This week, architects paid tribute to late British architect Will Alsop, while Dezeen looked back on 10 of the best projects that marked his illustrious career.
The news of Will Alsop's death sparked a reaction from across the architecture industry, with emotional tributes pouring in from industry figures, including British architectural heavyweights Norman Foster and Richard Rogers.
To mark the passing of Alsop, Dezeen celebrated 10 of his architectural highlights, including his proposal for the Centre Pompidou and the Stirling Prize-winning Peckham Library.
There were major updates in the aftermath of the Grenfell Tower tragedy.
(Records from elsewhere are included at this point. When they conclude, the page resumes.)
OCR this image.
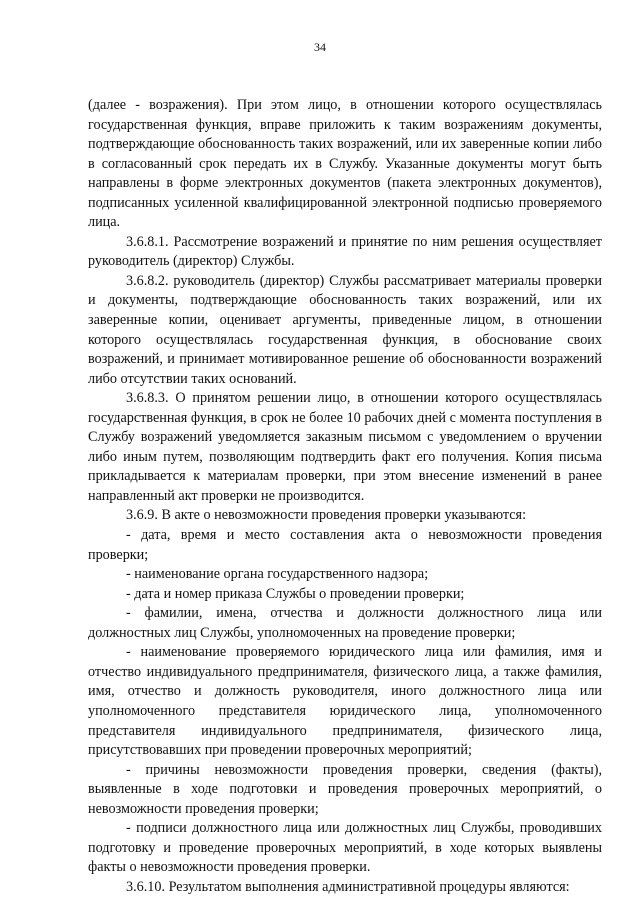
34

(далее - возражения). При этом лицо, в отношении которого осуществлялась государственная функция, вправе приложить к таким возражениям документы, подтверждающие обоснованность таких возражений, или их заверенные копии либо в согласованный срок передать их в Службу. Указанные документы могут быть направлены в форме электронных документов (пакета электронных документов), подписанных усиленной квалифицированной электронной подписью проверяемого лица.

3.6.8.1. Рассмотрение возражений и принятие по ним решения осуществляет руководитель (директор) Службы.

3.6.8.2. руководитель (директор) Службы рассматривает материалы проверки и документы, подтверждающие обоснованность таких возражений, или их заверенные копии, оценивает аргументы, приведенные лицом, в отношении которого осуществлялась государственная функция, в обоснование своих возражений, и принимает мотивированное решение об обоснованности возражений либо отсутствии таких оснований.

3.6.8.3. О принятом решении лицо, в отношении которого осуществлялась государственная функция, в срок не более 10 рабочих дней с момента поступления в Службу возражений уведомляется заказным письмом с уведомлением о вручении либо иным путем, позволяющим подтвердить факт его получения. Копия письма прикладывается к материалам проверки, при этом внесение изменений в ранее направленный акт проверки не производится.

3.6.9. В акте о невозможности проведения проверки указываются:

- дата, время и место составления акта о невозможности проведения проверки;

- наименование органа государственного надзора;

- дата и номер приказа Службы о проведении проверки;

- фамилии, имена, отчества и должности должностного лица или должностных лиц Службы, уполномоченных на проведение проверки;

- наименование проверяемого юридического лица или фамилия, имя и отчество индивидуального предпринимателя, физического лица, а также фамилия, имя, отчество и должность руководителя, иного должностного лица или уполномоченного представителя юридического лица, уполномоченного представителя индивидуального предпринимателя, физического лица, присутствовавших при проведении проверочных мероприятий;

- причины невозможности проведения проверки, сведения (факты), выявленные в ходе подготовки и проведения проверочных мероприятий, о невозможности проведения проверки;

- подписи должностного лица или должностных лиц Службы, проводивших подготовку и проведение проверочных мероприятий, в ходе которых выявлены факты о невозможности проведения проверки.

3.6.10. Результатом выполнения административной процедуры являются:
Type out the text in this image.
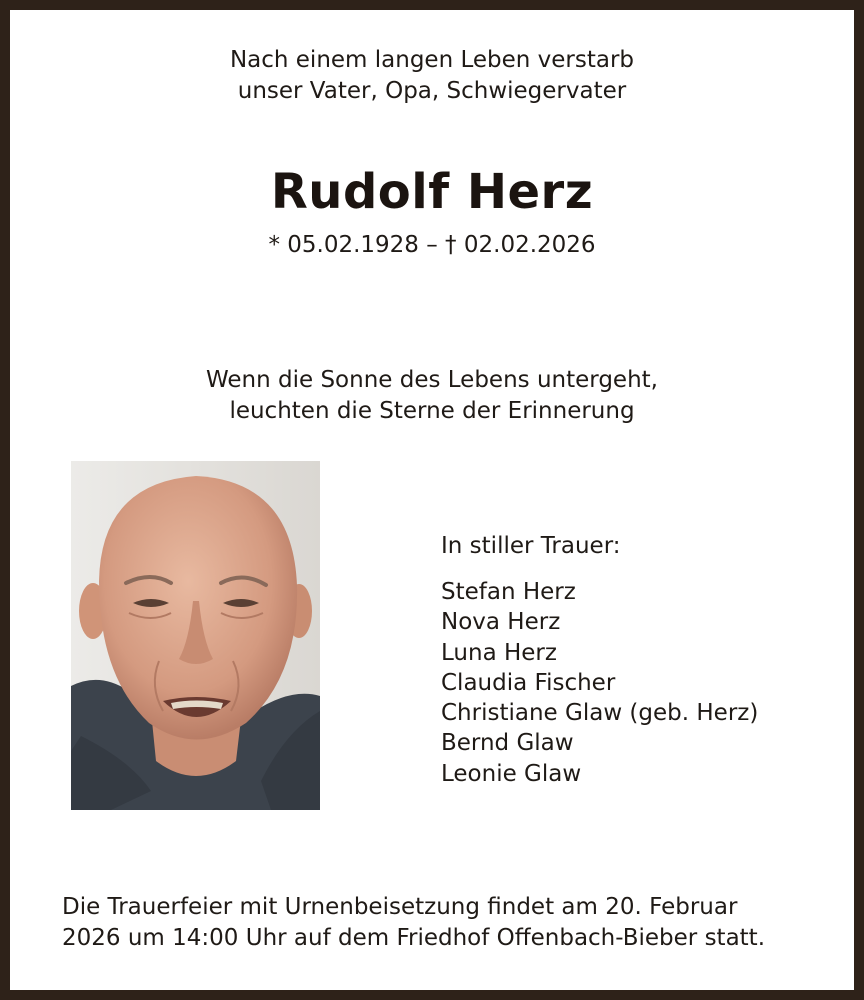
Nach einem langen Leben verstarb
unser Vater, Opa, Schwiegervater
Rudolf Herz
* 05.02.1928 – † 02.02.2026
Wenn die Sonne des Lebens untergeht,
leuchten die Sterne der Erinnerung
In stiller Trauer:
Stefan Herz
Nova Herz
Luna Herz
Claudia Fischer
Christiane Glaw (geb. Herz)
Bernd Glaw
Leonie Glaw
Die Trauerfeier mit Urnenbeisetzung findet am 20. Februar
2026 um 14:00 Uhr auf dem Friedhof Offenbach-Bieber statt.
British Prime Minister Theresa May confirmed the government would foot a £400 million bill to replace dangerous cladding on social-housing blocks, one year after the fatal fire.
Ignorance, indifference and inadequate regulation were to blame for the disaster rather than cladding according to the recently released Building a Safer Future report, which set out to review current building and fire-safety regulations.
Also this week, it was revealed that David Adjaye, Bjarke Ingels and David Chipperfield were among the prominent architects on a shortlist to design the Adelaide Contemporary art museum in Australia.
OMA and Morphosis also unveiled their own competing plans this week, with both firms vying to design Unicorn Island, an initiative from the Chengdu government to attract new startup technology businesses to the area.
Back in the UK, we reported that preservation body Historic England secured the fate of 17 postmodern buildings by adding them to the National Heritage List for England.
Meanwhile, a survey conducted by The Architects' Journal revealed that 24 percent of black and minority-ethnic architects have been victims of racism in UK workplaces, with respondents sharing anecdotes of "sustained racial abuse".
In Asia, construction began on the world's second tallest skyscraper in Shenzhen. The Shimao Shenzhen-Hong Kong International Centre is set to be 668-metres high when it completes in 2024.
Foster + Partners released visualisations of its masterplan for a new sustainable city in India. Set on the banks of River Krishna, Amaravati will cover 217 square kilometres and centre on a government building with a needle-like roof.
Popular projects on Dezeen this week included a brutalist soap designed to prevent slippage, an animated video showcasing every Pritzker Prize-winning building as a children's toy and a defunct propeller factory converted into a family home.